There are training and certificates that must be obtained and then maintained for the medical personnel to even be considered for this specific line of work. Marshall and Smith have many years of experience in their respective critical care fields as do the other men and women who provide the care to patients. That is understandable considering they won't fly someone if they have a cold.
"If we go get someone, they are in bad shape," Smith said.
Air Care in Meridian averages 45 flights per month.
As Boykin points the helicopter toward Wiggins, he clears his radio chatter with the tower at Key Field and sets the auto pilot for Wiggins. At 2,000 feet and cruising at 130 mph, it will only take about 40 minutes to reach the hospital.
Marshall and Smith are busy in the back making sure their supplies are in order for the upcoming patient.
"It's not easy finding nurses and paramedics who have the kind of past experience or certifications to do this job," said Marshall. "You really have to be committed to do this but the rewards are well worth it."
Boykin glides the copter over power lines and between pine trees. Marshall and Smith are watching his back to make sure he clears every obstacle. Boykin sets the skids down without the hint of a bump.
Marshall and Smith quickly gather the equipment they've decided they will need and put it on the stretcher. Outside they are met by Jason Rogers, a nurse practitioner in Stone County who also is a flight nurse for Air Care.
Air Care in Meridian employs five critical care nurses, five paramedics, two mechanics and four pilots. The pilots fly eight-hour shifts while the medical flight crew work 12-hour rotations. Marshall and Smith work through UMMC's health center department.
Boykin, on the other hand, and the helicopter he flies, are not with the UMMC or state system. The EC-135 is leased to UMMC through PHI, a contractor who leases and provides pilots and ground crews to all kinds of corporations around the nation.
The three men are a closely knit team who work together for the welfare of the patient.
"That is our goal," said Marshall. "Get the patient to the best care available as quickly as possible."
Most of the work the helicopter does is transporting patients from one medical facility to another. Occasionally, they are called to the scene of traffic accidents. It is the type of work that really gets the adrenaline pumping, Smith said.

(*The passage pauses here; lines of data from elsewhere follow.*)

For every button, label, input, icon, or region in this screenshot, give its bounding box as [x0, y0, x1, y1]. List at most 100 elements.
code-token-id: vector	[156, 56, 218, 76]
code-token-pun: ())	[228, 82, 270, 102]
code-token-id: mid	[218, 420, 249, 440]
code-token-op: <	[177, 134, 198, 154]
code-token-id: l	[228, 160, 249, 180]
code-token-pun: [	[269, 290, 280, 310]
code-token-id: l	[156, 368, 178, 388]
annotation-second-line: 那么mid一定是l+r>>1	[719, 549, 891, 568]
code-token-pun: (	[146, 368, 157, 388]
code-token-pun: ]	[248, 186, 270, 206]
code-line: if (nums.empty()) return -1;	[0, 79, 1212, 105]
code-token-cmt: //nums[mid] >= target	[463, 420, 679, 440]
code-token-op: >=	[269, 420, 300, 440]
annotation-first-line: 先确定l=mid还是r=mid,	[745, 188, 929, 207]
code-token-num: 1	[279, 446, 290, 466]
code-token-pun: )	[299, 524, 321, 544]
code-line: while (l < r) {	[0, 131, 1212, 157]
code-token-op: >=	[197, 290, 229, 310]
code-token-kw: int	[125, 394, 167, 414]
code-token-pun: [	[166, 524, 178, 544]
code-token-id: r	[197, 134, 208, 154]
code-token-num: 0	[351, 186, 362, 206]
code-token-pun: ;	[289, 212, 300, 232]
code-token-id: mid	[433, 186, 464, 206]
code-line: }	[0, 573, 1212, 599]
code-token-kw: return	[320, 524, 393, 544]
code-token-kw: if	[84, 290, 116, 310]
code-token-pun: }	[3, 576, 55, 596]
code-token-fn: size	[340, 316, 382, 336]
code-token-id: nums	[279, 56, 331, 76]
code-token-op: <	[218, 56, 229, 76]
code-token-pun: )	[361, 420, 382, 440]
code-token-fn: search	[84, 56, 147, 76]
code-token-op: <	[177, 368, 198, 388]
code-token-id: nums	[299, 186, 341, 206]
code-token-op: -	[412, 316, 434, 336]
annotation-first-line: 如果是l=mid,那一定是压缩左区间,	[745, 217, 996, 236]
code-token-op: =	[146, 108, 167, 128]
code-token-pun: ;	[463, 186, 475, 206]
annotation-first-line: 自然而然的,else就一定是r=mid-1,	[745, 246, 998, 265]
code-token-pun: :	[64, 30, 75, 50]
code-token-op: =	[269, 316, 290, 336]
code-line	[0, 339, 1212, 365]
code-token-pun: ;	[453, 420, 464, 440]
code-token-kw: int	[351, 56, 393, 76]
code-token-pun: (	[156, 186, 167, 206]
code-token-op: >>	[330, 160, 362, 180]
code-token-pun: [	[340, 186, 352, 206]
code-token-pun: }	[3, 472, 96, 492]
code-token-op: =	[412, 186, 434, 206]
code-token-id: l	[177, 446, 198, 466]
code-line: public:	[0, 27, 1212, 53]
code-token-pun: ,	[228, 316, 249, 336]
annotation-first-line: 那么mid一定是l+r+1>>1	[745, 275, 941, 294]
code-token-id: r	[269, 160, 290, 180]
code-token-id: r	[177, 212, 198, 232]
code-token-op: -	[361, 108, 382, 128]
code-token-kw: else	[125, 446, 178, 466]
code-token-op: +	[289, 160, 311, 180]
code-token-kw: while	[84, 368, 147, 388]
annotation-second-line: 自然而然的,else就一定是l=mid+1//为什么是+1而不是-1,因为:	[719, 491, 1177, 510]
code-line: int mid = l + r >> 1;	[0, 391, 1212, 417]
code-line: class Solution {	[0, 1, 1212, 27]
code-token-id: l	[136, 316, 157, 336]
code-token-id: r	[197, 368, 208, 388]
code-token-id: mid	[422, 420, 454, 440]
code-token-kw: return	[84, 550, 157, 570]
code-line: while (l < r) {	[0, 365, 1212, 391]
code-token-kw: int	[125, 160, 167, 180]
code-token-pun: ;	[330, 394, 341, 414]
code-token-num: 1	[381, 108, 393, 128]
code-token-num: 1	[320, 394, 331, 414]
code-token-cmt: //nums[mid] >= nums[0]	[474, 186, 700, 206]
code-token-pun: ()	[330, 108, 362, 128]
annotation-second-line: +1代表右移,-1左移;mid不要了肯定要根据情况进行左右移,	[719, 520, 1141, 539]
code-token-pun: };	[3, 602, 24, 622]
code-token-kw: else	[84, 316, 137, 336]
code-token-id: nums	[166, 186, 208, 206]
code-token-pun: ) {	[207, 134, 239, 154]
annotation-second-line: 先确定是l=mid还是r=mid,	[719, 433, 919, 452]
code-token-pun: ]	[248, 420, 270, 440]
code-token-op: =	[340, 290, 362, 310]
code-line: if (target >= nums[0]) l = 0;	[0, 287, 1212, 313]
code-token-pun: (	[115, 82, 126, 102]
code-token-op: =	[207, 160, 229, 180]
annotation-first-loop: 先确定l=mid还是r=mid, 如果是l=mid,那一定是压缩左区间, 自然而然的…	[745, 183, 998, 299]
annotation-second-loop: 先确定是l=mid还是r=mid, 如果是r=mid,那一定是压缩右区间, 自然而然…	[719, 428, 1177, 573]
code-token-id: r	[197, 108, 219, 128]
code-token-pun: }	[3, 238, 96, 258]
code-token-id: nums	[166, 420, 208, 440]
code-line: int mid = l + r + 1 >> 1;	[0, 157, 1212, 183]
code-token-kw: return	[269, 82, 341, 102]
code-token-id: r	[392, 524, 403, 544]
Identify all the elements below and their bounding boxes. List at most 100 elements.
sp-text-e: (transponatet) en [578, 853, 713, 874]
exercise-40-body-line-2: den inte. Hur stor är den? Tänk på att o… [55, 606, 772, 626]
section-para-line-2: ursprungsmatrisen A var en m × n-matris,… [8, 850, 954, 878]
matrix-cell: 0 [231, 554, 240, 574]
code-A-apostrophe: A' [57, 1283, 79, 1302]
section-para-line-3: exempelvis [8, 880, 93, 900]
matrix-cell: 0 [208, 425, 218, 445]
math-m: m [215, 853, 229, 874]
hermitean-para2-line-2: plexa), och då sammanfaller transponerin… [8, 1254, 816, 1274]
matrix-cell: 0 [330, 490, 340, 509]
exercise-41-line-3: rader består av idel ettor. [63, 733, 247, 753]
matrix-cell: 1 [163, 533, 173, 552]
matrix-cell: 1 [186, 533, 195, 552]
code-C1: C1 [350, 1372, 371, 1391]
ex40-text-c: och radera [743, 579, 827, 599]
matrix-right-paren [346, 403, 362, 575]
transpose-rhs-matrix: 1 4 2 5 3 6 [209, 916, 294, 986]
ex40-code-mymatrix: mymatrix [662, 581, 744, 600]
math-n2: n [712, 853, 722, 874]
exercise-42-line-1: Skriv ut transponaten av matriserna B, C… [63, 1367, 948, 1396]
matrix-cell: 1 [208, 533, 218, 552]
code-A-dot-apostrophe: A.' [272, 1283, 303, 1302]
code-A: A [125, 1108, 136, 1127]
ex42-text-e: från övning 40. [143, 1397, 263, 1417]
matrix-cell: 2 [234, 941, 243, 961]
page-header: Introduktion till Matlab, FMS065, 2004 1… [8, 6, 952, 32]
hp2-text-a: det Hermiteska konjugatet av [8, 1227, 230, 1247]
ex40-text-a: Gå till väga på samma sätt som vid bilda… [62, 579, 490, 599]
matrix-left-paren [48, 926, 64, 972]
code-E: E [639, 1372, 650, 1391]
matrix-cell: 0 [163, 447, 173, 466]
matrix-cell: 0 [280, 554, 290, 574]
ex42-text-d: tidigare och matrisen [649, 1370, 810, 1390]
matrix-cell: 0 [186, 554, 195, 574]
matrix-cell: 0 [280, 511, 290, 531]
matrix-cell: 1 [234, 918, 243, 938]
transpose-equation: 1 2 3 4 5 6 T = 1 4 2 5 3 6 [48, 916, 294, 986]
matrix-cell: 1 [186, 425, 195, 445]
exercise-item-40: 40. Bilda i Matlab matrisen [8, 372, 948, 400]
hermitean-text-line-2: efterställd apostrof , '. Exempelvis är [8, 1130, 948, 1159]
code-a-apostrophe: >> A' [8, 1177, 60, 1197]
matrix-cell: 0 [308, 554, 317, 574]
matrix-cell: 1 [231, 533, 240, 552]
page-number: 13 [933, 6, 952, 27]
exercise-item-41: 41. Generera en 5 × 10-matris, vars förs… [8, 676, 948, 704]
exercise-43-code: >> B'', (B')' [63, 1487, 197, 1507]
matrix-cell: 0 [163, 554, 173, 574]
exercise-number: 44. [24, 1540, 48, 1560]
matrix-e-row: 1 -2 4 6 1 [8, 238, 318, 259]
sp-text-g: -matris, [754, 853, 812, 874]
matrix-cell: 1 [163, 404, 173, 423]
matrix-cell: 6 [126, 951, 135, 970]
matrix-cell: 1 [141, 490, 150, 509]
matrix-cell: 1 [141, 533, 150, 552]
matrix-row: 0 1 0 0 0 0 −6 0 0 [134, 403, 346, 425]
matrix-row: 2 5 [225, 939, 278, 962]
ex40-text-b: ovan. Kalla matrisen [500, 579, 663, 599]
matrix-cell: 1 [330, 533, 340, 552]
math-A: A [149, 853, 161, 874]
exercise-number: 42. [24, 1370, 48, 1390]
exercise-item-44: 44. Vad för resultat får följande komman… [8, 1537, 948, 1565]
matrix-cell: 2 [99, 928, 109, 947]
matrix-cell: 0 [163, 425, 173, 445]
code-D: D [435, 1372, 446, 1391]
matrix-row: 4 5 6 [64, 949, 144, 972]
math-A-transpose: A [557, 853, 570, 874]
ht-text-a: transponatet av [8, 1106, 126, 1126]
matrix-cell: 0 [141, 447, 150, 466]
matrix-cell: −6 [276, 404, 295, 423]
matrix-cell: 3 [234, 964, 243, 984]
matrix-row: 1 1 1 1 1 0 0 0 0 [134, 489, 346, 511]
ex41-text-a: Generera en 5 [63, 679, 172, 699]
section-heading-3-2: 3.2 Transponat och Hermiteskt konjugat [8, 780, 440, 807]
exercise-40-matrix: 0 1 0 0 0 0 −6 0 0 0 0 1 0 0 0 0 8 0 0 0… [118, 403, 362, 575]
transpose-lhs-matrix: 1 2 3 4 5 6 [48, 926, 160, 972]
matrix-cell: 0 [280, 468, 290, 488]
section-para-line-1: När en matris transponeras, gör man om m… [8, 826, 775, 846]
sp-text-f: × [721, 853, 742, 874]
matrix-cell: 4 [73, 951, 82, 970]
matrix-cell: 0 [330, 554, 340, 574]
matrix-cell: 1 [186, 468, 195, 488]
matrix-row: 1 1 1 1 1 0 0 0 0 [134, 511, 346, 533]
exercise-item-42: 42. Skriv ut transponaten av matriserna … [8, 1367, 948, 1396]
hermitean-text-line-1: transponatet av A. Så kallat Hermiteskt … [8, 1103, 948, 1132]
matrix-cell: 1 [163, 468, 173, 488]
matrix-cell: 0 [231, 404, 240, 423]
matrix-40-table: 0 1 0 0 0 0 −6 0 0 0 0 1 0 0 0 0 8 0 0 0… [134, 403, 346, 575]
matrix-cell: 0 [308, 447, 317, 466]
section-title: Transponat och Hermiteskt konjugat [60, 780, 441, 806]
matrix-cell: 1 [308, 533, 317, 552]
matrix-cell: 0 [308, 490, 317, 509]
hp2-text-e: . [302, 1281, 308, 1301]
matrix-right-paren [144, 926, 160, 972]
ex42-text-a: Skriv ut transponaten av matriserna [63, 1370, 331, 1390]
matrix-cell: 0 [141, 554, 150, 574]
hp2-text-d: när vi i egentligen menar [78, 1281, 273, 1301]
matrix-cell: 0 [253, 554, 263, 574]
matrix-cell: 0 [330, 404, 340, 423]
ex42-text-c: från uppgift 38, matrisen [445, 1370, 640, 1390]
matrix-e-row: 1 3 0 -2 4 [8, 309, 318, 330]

On this occasion, Smith, Marshall and Rogers bring the patient out of the hospital and maneuver the stretcher through the rear doors opened at the back of the helicopter. Boykin assists in getting some of the equipment used to sustain the condition of the patient during the flight to Jackson.
The helicopter compartment where the patient and Smith and Marshall will squeeze into looks like a miniature intensive care hospital room. Every nook and cranny of the helicopter is used.
Once the patient is loaded, Smith and Marshall cram themselves inside.
Boykin climbs to 3,000 feet. The 45-minute flight is light speed compared to the more than three hours it would take an ambulance to make the trip by land.
He switches to the rear intercom so he can listen in on Smith and Marshall as they tend to the patient. The banter of before has been replaced by medical jargon. The two men talk of vital signs, treatment regimens and other medical procedures they must do.
It only takes minutes to offload the patient from the rooftop heliport at UMMC. A half hour allows Boykin to top off the fuel tanks so by the time Smith and Marshall return with an empty stretcher, the crew is ready to head back to Meridian.
Just as they are on their final approach, dispatch calls that there is a patient at Jeff Anderson Regional Medical Center who needs a ride to Jackson.
"Well, when it rains it pours," Marshall said with a broad grin. "At this rate we might break the record."
The record Marshall was referring to was a six-flight rotation done by another medical crew. This would be Smith and Marshall's fourth call. Ultimately, they would have one more that night before they were relieved. Boykin, having already completed his shift, handed over the controls to a waiting pilot.
The two medical personnel rush into the trailer to replenish their supplies. Then they race back to the waiting helicopter — and patient.